No matter how much boys-will-be-boys fun the minor leaguers had in Tampa, Jeter never let any of it negatively impact his work or his goals. But yes, the young Yankees were neck deep in fun, enjoying their red-blooded American fantasy.

“One thing me and Jeter used to do was have him play the shy brother,” Long said. “I had to go in like a lion and push [a woman] back to Derek. We had good times, but Derek was always very respectful of every woman he’d meet.”

His looks ensured he would meet a lot of them. While in Tampa, Jeter once pointed at a model pictured in a magazine and said he wanted to date her. One Yankees employee happened to know the model, placed the wingman’s phone call, and weeks later Derek Jeter was dating her.

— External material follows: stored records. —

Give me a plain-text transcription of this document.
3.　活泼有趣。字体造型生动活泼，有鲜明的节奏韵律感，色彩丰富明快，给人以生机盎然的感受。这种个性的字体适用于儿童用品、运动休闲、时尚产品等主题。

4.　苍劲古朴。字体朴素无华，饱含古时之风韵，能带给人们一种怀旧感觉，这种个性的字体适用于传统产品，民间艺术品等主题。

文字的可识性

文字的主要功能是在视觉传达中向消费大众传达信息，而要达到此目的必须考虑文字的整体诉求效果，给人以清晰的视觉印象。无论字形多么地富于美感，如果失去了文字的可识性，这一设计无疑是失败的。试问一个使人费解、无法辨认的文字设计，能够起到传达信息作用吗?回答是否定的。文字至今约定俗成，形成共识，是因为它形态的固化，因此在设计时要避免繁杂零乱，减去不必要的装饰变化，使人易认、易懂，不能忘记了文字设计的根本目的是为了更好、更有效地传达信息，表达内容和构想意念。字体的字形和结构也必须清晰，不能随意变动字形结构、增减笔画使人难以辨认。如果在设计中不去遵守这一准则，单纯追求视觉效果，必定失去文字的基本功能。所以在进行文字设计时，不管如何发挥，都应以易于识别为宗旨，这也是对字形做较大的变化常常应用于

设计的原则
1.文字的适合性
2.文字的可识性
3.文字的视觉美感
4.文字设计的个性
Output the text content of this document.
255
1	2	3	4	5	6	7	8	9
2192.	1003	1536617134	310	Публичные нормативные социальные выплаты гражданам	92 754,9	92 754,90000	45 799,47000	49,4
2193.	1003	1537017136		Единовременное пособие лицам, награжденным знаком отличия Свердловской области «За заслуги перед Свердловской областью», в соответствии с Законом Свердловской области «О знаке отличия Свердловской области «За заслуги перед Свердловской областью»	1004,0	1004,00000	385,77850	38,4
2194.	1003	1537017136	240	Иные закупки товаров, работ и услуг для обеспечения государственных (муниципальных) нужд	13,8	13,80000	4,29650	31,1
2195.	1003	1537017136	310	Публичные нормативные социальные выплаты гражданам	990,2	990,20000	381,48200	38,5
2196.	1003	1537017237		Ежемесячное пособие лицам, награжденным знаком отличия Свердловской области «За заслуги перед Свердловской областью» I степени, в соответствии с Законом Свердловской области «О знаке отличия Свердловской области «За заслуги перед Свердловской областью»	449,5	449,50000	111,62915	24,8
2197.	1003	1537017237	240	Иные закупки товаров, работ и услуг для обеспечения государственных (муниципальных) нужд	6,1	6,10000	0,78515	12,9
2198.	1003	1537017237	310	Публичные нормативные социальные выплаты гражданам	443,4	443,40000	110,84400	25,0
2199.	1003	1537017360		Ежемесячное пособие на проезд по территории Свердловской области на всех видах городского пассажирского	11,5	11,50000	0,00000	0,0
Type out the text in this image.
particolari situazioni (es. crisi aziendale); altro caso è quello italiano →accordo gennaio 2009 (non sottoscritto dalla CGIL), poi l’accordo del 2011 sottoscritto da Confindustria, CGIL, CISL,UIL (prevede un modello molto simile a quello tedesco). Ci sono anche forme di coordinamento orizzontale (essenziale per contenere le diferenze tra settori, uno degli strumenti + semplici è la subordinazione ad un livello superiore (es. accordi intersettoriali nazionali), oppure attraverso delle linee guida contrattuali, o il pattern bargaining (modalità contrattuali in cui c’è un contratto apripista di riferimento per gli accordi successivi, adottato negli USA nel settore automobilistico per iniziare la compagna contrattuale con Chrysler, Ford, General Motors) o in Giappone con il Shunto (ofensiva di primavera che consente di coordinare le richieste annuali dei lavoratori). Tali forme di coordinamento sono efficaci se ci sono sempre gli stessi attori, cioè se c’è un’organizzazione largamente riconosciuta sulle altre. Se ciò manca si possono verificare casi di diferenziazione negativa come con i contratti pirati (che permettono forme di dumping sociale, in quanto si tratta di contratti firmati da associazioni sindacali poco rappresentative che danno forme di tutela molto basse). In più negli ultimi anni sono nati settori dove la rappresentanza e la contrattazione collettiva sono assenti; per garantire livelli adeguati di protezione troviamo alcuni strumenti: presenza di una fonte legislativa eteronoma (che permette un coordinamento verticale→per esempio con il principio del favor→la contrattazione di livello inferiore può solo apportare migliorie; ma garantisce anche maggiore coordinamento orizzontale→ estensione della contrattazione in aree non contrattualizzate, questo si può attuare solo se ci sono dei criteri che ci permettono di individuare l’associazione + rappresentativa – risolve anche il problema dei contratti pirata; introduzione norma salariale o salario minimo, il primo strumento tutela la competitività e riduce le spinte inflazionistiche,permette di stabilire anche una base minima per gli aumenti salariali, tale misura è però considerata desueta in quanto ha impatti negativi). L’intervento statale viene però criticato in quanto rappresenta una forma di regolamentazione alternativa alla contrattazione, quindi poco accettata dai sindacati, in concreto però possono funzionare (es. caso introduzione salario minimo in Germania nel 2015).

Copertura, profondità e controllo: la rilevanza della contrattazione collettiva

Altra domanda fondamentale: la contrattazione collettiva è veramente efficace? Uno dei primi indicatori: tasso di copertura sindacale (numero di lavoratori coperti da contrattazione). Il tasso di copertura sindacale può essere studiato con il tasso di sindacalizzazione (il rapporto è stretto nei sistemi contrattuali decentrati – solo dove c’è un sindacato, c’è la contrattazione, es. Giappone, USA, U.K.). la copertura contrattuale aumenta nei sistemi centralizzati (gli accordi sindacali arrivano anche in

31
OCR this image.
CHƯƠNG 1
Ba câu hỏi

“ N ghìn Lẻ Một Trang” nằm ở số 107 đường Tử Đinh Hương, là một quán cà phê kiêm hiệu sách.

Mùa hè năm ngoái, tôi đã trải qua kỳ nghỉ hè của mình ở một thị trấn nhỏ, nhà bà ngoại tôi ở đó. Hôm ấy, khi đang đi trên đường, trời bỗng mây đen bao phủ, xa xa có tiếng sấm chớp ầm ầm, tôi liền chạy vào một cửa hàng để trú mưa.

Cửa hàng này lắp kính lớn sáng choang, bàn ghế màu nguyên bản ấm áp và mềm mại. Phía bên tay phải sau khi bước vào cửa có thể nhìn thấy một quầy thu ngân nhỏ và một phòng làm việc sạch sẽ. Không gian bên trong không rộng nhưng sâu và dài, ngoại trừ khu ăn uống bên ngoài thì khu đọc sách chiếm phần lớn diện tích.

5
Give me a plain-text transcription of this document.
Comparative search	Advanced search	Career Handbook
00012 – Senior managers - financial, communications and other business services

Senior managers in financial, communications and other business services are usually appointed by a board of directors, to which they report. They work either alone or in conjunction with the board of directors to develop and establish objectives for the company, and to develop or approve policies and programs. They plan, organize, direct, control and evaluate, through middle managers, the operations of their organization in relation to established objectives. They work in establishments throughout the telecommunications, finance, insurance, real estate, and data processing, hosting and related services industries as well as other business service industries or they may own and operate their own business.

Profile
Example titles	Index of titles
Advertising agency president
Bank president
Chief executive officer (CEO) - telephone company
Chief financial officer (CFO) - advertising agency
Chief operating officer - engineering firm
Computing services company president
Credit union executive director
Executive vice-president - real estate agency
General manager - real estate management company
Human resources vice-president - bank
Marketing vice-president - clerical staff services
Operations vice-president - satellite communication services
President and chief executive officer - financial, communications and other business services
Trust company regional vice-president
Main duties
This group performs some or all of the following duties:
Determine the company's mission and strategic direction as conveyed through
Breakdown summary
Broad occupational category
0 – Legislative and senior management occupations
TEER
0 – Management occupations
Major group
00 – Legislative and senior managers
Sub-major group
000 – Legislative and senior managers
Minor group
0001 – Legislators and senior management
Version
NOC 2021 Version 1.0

Jeter did not resemble that kid weeping in his hotel room anymore, wishing he had accepted the full ride to Michigan. He was tearing it up in the Florida State League, hitting .329 before leaving Long and other friends in his infield dust. Jeter was promoted to Class AA Albany-Colonie, where he batted an astounding .377 before playing his final thirty-five games in Class AAA Columbus, where he batted .349.

Jeter left a lasting mark on his old Greensboro and Tampa teammates when he flew back into town to support them in the Florida State League playoffs, but there was no turning back now.

He would finish the season with 50 steals, 68 RBI, 5 homers, and a .344 batting average, and he was named everyone’s minor league player of the year. He would pull off the rare jump from Class A to Class AAA in a single summer, in part because of his defensive work with Butterfield. In 616 combined chances at the three levels in ’94, Jeter committed 25 errors, or 31 fewer than he committed in 506 chances at Greensboro.